Bab Kebolehan Berhubungan dengan Wanita Menyusui dan Kebencian terhadap Pengunduran Diri
Shahih
wahaddatsana khalafu ibnu hisyamin, haddatsana maliku ibnu anasin, h wahaddatsana yahya ibnu yahya, - waallafzhu lahu - qala qaratu ala malikin an muhammadi ibni abdi arrahmani ibni nawfalin an urwaha an aisyaha an judamaha ibinti wahbin alasadiyyahi annaha samiat rasula allahi yaqulu " laqad hamamtu an anha ani alghilahi hatta dzakartu anna arruma wafarisa yashnauna dzalika fala yadhurru awladahum ". qala muslimun waamma khalafun faqala an judzamaha alasadiyyahi. waasshahihu ma qalahu yahya biaddali.

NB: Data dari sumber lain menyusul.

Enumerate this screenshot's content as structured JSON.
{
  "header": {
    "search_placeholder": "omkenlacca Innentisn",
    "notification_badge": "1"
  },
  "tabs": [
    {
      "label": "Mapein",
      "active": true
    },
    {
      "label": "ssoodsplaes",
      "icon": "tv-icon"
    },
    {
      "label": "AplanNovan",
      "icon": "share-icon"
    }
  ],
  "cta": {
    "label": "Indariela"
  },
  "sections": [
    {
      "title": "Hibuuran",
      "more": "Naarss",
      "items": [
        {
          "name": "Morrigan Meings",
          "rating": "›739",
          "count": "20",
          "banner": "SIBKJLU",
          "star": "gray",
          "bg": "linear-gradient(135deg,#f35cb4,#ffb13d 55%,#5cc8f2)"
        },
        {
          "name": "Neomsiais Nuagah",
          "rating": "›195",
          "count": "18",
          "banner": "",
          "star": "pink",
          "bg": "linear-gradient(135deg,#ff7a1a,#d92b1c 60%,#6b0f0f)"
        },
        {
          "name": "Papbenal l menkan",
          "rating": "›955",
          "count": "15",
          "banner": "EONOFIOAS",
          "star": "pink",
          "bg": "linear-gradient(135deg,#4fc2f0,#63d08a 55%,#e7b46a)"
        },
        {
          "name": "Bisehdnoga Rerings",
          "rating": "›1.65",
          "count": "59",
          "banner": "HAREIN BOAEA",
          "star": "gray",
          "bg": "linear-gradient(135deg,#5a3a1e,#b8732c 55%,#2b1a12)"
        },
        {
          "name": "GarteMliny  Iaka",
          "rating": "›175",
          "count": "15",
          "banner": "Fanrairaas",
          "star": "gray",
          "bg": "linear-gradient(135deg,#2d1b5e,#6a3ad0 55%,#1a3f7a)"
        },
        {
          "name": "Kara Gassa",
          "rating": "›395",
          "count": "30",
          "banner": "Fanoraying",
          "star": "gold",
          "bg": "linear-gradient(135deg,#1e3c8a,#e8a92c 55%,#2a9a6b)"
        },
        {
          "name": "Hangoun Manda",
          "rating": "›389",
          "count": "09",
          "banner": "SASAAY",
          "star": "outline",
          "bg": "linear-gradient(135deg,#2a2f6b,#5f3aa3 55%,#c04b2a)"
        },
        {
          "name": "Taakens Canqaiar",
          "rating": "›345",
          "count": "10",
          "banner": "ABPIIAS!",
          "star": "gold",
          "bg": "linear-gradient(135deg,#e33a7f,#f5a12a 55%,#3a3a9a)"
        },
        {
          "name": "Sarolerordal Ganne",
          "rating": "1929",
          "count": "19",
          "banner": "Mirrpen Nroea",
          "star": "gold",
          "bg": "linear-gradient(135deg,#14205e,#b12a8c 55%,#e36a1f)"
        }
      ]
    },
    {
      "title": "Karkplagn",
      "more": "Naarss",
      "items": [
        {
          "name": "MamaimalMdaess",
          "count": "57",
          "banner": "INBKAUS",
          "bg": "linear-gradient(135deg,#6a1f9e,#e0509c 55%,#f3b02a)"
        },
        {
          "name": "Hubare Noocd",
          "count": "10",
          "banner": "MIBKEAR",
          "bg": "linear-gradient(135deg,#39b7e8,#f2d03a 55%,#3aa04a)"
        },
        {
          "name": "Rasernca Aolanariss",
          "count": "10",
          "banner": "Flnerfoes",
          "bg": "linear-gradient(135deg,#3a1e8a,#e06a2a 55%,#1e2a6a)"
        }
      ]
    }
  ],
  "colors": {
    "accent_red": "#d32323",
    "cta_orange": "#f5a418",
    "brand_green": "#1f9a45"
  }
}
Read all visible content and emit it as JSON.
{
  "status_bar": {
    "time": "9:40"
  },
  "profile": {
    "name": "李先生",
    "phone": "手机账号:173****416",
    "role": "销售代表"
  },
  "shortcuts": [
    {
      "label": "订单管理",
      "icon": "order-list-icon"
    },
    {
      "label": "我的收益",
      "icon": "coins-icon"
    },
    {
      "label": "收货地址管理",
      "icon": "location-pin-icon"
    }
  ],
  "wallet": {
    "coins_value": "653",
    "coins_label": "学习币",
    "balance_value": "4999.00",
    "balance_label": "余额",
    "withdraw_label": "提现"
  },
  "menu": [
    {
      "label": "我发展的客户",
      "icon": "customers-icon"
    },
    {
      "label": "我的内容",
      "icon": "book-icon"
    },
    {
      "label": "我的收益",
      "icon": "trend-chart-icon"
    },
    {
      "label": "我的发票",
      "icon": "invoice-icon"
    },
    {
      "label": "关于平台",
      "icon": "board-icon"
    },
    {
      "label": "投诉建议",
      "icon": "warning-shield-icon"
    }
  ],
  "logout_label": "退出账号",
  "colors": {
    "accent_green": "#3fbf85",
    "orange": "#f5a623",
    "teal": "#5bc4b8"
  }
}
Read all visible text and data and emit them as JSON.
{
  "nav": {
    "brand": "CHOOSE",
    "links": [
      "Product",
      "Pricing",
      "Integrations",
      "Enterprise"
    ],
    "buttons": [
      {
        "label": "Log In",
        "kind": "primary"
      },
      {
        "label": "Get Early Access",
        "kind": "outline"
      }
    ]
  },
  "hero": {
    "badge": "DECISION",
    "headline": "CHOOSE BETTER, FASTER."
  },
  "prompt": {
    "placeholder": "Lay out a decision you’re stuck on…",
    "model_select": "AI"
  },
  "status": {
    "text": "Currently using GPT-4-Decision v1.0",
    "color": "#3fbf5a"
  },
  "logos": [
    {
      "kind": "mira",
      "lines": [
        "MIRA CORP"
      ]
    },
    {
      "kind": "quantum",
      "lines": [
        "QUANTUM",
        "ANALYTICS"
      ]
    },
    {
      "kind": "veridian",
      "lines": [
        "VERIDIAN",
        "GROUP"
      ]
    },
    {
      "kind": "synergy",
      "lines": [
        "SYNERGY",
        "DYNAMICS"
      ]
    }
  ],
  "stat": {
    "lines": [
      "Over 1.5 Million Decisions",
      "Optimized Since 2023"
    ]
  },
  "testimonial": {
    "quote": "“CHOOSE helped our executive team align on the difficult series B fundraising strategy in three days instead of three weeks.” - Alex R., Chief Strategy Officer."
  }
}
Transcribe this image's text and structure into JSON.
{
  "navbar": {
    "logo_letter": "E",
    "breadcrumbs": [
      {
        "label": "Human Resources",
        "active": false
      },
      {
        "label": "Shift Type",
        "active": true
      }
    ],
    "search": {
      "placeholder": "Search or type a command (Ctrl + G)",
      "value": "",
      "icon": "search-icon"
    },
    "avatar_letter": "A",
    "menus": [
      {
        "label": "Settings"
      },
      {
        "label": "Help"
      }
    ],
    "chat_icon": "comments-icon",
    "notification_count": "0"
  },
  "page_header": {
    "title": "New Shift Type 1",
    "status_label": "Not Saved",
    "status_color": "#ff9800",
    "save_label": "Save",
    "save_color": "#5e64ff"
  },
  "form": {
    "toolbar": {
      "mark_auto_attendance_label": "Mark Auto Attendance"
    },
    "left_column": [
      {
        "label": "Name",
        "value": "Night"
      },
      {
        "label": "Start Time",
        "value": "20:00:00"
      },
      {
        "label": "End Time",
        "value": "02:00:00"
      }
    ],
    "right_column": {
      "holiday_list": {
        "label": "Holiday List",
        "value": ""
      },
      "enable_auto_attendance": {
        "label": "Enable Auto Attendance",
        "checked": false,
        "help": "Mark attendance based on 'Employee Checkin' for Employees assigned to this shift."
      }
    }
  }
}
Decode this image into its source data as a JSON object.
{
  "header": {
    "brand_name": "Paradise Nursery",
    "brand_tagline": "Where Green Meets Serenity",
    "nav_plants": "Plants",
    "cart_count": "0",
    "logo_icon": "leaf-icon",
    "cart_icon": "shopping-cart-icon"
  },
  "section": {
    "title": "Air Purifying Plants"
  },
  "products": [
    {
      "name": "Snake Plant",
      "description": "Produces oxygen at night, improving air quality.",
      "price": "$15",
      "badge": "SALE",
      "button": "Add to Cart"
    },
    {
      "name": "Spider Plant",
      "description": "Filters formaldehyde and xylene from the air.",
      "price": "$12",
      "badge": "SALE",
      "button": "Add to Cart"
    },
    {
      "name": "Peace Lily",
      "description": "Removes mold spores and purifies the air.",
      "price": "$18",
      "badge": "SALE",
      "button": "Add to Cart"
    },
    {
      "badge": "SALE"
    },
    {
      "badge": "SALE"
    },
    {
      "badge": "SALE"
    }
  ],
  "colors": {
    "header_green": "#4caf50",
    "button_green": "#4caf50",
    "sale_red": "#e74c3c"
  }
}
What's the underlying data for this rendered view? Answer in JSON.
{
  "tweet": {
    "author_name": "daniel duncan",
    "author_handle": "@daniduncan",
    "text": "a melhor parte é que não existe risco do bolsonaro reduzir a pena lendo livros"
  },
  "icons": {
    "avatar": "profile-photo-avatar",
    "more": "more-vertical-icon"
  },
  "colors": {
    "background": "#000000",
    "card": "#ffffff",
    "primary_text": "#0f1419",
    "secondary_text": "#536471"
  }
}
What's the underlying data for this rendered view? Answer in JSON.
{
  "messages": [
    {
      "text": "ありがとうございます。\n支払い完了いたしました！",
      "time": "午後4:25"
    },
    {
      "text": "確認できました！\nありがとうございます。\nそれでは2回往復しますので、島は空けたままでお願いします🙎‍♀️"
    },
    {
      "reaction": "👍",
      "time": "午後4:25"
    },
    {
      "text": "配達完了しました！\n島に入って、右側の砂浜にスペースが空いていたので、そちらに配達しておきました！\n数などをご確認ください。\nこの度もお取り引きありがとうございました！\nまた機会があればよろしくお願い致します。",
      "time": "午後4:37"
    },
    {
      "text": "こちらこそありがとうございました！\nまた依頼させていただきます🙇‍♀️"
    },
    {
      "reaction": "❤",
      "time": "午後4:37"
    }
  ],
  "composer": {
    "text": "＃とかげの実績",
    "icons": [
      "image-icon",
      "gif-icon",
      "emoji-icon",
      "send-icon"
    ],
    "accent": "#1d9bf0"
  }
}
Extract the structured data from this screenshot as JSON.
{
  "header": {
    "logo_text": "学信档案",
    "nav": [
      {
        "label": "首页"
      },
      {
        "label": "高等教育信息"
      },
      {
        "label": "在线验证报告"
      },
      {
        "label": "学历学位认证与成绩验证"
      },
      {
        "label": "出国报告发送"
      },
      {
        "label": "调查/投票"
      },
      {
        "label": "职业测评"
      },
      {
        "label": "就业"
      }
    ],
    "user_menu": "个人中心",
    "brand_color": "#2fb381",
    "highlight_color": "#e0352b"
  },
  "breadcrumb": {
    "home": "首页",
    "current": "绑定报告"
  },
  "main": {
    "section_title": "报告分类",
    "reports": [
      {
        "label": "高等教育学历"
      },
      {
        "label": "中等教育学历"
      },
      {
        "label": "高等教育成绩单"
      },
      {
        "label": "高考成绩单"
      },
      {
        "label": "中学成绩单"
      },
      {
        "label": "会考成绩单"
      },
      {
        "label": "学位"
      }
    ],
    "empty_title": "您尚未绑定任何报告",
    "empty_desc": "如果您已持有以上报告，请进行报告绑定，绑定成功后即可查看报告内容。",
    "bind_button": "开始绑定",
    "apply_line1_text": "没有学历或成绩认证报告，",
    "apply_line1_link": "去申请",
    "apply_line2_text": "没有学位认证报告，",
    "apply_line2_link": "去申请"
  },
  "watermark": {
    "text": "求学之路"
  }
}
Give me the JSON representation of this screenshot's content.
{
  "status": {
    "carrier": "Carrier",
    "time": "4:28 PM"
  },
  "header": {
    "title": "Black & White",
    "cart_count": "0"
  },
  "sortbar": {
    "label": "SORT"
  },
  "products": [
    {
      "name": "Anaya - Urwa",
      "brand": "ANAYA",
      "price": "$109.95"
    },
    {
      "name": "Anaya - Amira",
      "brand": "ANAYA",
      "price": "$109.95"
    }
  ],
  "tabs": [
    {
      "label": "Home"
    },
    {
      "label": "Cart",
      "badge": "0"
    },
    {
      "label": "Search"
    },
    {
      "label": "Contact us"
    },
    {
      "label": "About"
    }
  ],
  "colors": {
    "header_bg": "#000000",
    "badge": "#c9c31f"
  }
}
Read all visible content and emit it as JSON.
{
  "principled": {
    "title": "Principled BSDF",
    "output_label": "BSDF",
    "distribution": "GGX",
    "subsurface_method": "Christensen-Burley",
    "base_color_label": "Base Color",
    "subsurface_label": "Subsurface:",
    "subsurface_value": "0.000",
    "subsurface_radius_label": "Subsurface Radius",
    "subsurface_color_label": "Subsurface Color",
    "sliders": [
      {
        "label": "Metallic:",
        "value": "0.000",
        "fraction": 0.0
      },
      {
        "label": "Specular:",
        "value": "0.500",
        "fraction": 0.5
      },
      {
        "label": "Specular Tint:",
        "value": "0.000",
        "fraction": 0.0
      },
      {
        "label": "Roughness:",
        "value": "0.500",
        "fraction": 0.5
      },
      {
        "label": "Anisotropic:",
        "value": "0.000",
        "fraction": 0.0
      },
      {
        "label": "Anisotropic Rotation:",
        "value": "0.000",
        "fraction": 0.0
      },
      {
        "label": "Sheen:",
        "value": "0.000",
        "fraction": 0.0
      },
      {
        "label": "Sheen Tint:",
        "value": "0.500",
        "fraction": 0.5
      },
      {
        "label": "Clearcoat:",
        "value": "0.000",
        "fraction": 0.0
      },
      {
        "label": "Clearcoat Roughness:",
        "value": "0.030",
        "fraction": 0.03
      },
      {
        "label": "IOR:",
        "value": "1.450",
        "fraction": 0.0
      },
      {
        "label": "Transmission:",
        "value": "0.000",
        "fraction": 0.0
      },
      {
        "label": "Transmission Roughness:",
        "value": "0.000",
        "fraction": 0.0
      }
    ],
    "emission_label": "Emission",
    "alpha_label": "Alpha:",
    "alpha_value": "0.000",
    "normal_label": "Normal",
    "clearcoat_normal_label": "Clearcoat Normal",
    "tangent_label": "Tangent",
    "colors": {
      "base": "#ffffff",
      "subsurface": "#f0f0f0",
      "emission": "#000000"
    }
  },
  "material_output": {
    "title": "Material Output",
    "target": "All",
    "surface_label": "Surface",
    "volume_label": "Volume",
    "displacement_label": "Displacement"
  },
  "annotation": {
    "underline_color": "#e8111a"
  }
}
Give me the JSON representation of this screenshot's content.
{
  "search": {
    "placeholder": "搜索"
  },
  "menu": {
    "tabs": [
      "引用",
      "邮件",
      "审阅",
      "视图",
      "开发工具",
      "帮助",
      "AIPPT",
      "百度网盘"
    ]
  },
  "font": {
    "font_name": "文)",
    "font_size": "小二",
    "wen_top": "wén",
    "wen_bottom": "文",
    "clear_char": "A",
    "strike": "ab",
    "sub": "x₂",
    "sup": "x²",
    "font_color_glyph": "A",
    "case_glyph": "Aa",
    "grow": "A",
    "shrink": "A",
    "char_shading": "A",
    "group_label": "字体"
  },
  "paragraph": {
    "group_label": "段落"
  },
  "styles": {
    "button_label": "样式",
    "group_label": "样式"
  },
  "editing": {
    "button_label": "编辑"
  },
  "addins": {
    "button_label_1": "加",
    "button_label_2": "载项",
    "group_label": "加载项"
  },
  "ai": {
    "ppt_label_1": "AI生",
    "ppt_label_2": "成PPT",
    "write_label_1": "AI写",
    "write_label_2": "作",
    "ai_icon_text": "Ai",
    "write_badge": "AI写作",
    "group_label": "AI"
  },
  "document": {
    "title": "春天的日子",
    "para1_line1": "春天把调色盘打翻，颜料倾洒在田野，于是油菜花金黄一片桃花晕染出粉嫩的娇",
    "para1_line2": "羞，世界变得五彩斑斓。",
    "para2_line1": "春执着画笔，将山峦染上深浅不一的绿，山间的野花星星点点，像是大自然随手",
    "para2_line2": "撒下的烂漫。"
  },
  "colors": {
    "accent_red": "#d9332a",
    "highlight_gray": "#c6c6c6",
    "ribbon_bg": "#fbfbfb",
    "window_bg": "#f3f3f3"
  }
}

Judaima binti Wahb al-Asadiyah (semoga Allah meridhainya) melaporkan bahwa ia mendengar Rasulullah ﷺ bersabda: "Aku berniat untuk melarang berhubungan dengan wanita menyusui sampai aku mempertimbangkan bahwa orang-orang Romawi dan Persia melakukannya tanpa ada bahaya bagi anak-anak mereka." (Imam Muslim berkata: Khalaf melaporkannya dari Judaima al-Asadiyah, tetapi redaksi yang benar adalah apa yang telah dinyatakan oleh Yahya.)